There is no doubt that fragments of tertiary strata surround the
castle and town of Cumana (Castillo de San Antonio) and they also
appear at the south-western extremity of the peninsula of Araya (Cerro
de la Vela et del Barigon); at the ridge of the Cerro de Meapire, near
Cariaco; at Cabo Blanco, on the west of La Guayra, and on the shore of
Porto Cabello; they are consequently found at the foot of the two
slopes of the northern chain of the Cordillera of Venezuela. This
tertiary stratum is composed of alternate beds of calcareous
conglomerate, compact limestone, marl, and clay, containing selenite
and lamellar gypsum. The whole system (of very recent beds) appears to
me to constitute but one formation, which is found at the Cerro de la
Popa, near Carthagena, and in the islands of Guadaloupe and Martinico.

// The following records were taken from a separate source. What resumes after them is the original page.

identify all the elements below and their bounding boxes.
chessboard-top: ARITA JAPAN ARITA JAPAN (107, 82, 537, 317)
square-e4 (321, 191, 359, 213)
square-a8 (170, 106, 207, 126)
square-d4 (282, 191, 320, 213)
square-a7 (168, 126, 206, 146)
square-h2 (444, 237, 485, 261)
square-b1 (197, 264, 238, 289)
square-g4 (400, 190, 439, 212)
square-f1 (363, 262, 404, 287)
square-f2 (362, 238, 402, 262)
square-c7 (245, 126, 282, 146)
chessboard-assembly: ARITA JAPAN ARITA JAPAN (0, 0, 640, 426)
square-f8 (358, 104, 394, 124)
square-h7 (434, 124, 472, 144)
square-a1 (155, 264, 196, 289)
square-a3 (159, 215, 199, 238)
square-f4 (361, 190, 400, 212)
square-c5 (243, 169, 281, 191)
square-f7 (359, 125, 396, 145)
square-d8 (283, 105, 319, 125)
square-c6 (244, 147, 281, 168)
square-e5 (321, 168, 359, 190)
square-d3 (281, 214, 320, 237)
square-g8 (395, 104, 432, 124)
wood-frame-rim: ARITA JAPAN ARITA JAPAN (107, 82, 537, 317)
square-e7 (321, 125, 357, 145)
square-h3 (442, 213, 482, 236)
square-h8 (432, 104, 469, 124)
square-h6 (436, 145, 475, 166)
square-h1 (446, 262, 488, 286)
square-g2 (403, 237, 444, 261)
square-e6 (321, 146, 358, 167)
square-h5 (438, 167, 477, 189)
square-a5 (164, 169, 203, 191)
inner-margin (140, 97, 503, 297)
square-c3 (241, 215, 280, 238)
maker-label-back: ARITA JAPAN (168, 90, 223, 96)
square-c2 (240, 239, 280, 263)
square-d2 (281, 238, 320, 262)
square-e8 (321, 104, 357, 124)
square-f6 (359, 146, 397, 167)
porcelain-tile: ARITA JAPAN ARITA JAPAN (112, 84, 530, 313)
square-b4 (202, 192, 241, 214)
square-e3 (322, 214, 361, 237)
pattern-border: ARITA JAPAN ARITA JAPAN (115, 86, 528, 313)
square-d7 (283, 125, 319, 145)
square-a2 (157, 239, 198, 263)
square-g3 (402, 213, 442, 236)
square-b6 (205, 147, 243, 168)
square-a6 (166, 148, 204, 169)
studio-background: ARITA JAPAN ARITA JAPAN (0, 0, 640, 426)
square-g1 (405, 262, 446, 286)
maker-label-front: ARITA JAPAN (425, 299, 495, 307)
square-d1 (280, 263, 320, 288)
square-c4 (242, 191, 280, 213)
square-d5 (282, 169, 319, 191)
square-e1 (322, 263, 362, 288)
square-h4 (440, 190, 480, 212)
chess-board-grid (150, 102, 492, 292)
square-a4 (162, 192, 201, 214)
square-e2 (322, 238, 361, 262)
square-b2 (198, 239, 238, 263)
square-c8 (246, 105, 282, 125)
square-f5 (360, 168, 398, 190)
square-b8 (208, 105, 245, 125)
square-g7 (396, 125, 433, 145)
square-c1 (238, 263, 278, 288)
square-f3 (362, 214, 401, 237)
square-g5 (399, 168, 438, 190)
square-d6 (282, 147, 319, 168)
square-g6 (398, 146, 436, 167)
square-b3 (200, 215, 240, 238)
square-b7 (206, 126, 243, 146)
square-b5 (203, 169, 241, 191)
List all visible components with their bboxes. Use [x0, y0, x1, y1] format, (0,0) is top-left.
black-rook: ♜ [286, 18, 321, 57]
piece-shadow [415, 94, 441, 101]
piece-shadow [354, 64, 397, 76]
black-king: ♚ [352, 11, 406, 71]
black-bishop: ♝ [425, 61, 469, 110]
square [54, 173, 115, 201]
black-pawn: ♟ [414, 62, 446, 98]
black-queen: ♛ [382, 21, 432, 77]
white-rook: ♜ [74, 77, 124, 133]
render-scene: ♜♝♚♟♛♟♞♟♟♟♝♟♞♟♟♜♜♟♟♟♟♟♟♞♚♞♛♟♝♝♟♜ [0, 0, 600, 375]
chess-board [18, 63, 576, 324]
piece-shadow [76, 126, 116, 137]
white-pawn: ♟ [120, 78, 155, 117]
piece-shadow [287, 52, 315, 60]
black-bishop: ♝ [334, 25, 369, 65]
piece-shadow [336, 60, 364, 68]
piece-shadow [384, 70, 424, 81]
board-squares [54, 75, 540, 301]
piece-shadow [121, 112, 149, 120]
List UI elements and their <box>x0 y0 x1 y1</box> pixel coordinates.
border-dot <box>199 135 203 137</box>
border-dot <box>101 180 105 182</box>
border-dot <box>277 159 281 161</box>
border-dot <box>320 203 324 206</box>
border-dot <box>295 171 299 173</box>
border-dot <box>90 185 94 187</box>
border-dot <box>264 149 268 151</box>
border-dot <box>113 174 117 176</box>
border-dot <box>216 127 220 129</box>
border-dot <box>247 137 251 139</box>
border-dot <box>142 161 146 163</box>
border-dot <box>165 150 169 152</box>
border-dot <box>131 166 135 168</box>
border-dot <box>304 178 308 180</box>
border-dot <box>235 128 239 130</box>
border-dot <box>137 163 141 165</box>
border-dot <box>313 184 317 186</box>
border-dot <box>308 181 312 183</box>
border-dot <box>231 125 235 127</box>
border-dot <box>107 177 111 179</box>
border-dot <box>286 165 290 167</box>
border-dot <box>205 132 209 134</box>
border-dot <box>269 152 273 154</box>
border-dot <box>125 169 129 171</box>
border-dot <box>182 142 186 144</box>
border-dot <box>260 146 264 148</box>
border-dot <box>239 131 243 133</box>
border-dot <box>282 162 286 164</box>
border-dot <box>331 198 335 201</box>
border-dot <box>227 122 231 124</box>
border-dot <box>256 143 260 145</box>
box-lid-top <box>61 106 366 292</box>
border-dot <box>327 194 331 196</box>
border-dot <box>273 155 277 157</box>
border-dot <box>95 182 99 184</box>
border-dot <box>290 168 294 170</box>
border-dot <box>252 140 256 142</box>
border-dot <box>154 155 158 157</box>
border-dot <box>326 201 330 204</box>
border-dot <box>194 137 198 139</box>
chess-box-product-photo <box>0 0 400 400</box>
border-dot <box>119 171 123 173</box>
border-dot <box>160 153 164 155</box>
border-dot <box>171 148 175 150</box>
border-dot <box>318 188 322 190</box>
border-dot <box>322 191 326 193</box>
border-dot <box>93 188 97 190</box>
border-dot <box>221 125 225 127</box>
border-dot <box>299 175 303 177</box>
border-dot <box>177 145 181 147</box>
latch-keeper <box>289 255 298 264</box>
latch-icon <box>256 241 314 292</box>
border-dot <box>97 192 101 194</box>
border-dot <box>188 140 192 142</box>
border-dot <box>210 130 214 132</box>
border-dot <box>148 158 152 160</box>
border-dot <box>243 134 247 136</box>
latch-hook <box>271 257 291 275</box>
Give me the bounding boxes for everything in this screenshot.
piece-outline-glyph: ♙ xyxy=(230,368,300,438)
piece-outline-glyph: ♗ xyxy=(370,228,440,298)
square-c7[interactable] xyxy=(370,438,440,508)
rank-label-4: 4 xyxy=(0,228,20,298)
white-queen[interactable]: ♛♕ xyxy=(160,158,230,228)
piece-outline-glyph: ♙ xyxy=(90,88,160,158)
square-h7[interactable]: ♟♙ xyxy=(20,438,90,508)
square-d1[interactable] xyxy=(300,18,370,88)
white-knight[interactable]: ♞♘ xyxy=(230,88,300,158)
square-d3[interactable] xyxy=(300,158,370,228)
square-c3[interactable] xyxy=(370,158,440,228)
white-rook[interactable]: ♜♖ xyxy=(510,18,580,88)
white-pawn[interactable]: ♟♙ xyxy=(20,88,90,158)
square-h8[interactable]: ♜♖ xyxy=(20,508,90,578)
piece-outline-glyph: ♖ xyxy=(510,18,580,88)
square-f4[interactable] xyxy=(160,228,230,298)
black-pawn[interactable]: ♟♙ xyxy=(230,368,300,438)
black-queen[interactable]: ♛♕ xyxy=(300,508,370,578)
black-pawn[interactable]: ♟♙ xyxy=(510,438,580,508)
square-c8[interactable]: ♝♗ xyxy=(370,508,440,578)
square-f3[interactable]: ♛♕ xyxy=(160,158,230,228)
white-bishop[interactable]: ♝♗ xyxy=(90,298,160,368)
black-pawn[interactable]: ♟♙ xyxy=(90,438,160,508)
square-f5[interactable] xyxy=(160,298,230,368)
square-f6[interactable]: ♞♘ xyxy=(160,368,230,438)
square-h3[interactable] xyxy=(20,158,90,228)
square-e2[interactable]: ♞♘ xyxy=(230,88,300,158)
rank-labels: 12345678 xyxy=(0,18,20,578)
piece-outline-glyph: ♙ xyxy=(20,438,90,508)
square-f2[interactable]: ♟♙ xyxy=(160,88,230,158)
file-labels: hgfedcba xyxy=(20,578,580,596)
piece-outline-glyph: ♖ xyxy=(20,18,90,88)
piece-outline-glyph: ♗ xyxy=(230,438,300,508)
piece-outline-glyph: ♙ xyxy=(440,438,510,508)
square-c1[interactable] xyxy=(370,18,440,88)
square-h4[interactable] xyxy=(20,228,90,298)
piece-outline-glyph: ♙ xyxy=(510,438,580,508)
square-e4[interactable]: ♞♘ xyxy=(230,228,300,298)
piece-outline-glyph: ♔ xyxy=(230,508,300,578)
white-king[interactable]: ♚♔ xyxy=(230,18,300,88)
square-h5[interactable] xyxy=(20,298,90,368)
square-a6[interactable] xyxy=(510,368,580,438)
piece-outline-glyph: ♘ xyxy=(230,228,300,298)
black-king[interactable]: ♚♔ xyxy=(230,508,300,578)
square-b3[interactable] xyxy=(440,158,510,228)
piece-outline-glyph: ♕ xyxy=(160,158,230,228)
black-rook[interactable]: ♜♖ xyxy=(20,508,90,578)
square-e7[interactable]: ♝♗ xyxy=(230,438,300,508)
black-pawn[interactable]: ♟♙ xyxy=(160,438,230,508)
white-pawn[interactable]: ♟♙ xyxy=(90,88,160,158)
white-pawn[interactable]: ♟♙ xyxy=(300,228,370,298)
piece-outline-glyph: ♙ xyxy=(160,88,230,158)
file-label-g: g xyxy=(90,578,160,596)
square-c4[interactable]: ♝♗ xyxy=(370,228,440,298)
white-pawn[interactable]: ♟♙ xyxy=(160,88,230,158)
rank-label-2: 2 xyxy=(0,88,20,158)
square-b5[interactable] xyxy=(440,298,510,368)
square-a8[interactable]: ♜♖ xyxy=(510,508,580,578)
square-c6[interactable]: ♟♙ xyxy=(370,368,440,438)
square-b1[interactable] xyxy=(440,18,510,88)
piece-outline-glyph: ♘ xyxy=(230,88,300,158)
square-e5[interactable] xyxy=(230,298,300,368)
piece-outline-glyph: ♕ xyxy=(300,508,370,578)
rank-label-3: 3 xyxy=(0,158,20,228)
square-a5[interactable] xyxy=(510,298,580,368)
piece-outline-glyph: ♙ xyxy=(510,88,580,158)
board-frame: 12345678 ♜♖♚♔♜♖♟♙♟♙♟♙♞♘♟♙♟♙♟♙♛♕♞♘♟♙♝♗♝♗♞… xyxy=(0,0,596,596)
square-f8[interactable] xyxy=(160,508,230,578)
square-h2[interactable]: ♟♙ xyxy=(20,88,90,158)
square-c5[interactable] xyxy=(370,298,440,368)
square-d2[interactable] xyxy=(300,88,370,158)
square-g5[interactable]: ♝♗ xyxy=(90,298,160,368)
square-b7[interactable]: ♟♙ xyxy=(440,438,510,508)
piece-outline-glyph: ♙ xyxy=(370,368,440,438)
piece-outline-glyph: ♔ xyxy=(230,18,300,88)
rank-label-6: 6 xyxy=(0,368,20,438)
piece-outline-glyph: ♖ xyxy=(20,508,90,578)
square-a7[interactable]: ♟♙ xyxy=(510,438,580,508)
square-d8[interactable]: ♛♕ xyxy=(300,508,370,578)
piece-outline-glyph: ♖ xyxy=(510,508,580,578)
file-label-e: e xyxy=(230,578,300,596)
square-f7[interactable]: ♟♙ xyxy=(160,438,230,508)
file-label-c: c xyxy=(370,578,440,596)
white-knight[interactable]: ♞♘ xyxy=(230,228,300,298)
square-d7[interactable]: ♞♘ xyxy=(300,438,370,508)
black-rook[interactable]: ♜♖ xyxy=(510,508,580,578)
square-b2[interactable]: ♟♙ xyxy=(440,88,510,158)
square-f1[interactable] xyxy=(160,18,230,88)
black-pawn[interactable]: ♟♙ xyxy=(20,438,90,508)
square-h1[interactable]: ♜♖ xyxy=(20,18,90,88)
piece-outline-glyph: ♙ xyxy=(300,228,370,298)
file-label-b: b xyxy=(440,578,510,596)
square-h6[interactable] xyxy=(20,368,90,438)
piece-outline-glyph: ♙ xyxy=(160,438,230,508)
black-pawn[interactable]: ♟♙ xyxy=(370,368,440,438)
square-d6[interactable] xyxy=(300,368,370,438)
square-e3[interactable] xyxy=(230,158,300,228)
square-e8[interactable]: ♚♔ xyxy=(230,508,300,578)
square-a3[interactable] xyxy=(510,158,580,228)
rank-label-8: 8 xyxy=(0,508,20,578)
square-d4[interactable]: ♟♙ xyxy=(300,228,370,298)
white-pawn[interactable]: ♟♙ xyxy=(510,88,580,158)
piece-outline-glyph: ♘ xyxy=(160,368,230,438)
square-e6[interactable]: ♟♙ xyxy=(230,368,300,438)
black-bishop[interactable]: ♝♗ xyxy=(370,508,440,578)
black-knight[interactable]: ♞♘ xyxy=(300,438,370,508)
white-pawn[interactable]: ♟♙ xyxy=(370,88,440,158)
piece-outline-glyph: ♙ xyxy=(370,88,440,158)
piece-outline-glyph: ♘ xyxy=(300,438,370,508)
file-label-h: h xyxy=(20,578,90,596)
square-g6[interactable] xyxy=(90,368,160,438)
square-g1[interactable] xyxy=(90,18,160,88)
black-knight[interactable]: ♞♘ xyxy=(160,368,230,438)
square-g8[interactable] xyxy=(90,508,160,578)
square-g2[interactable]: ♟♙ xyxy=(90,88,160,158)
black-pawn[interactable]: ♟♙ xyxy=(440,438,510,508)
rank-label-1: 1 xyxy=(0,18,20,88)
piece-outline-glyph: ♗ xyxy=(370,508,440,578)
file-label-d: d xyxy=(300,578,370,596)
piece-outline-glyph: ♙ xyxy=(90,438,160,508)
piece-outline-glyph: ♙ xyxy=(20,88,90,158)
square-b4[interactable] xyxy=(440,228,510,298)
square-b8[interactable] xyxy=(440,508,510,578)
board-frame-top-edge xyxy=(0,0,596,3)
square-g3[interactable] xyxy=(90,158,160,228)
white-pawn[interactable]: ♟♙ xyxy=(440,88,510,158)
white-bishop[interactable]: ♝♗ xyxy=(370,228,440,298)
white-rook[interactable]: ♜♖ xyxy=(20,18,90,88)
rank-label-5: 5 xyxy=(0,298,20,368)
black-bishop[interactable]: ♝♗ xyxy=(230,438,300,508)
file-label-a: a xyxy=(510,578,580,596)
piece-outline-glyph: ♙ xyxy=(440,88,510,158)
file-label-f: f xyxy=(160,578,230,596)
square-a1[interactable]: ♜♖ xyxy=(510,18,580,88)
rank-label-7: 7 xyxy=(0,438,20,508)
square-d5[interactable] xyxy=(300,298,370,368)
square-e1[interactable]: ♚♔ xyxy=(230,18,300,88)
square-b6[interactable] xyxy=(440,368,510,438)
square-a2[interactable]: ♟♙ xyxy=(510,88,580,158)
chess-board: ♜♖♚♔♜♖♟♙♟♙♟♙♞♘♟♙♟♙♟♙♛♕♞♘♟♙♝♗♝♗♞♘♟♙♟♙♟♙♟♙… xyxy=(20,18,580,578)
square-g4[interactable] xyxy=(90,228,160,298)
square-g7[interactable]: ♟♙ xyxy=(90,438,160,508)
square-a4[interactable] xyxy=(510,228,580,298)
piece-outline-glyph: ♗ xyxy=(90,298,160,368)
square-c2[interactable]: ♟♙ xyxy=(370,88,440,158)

Such is the geological distribution of strata in the mountainous part
of Venezuela, in the group of the Parime and in the littoral
Cordillera. We have now to characterize the formations of the Llanos
(or of the basin of the Lower Orinoco and the Apure); but it is not
easy to determine the order of their superposition, because in this
region ravines or beds of torrents and deep wells dug by the hands of
man are entirely wanting. The formations of the Llanos are, first, a
sandstone or conglomerate, with rounded fragments of quartz, Lydian
stone, and kieselschiefer, united by a ferruginous clayey cement,
extremely tenacious, olive-brown, sometimes of a vivid red; second, a
compact limestone (between Tisnao and Calabozo) which, by its smooth
fracture and lithographic aspect, approaches the Jura limestone:
third, alternate strata of marl and lamellar gypsum (Mesa de San
Diego, Ortiz, Cachipo). These three formations appeared to me to
succeed each other in the order I have just described, the sandstone
inclining in a concave position, northward, on the transition-slates
of Malpasso, and southward, on the gneiss-granite of Parime.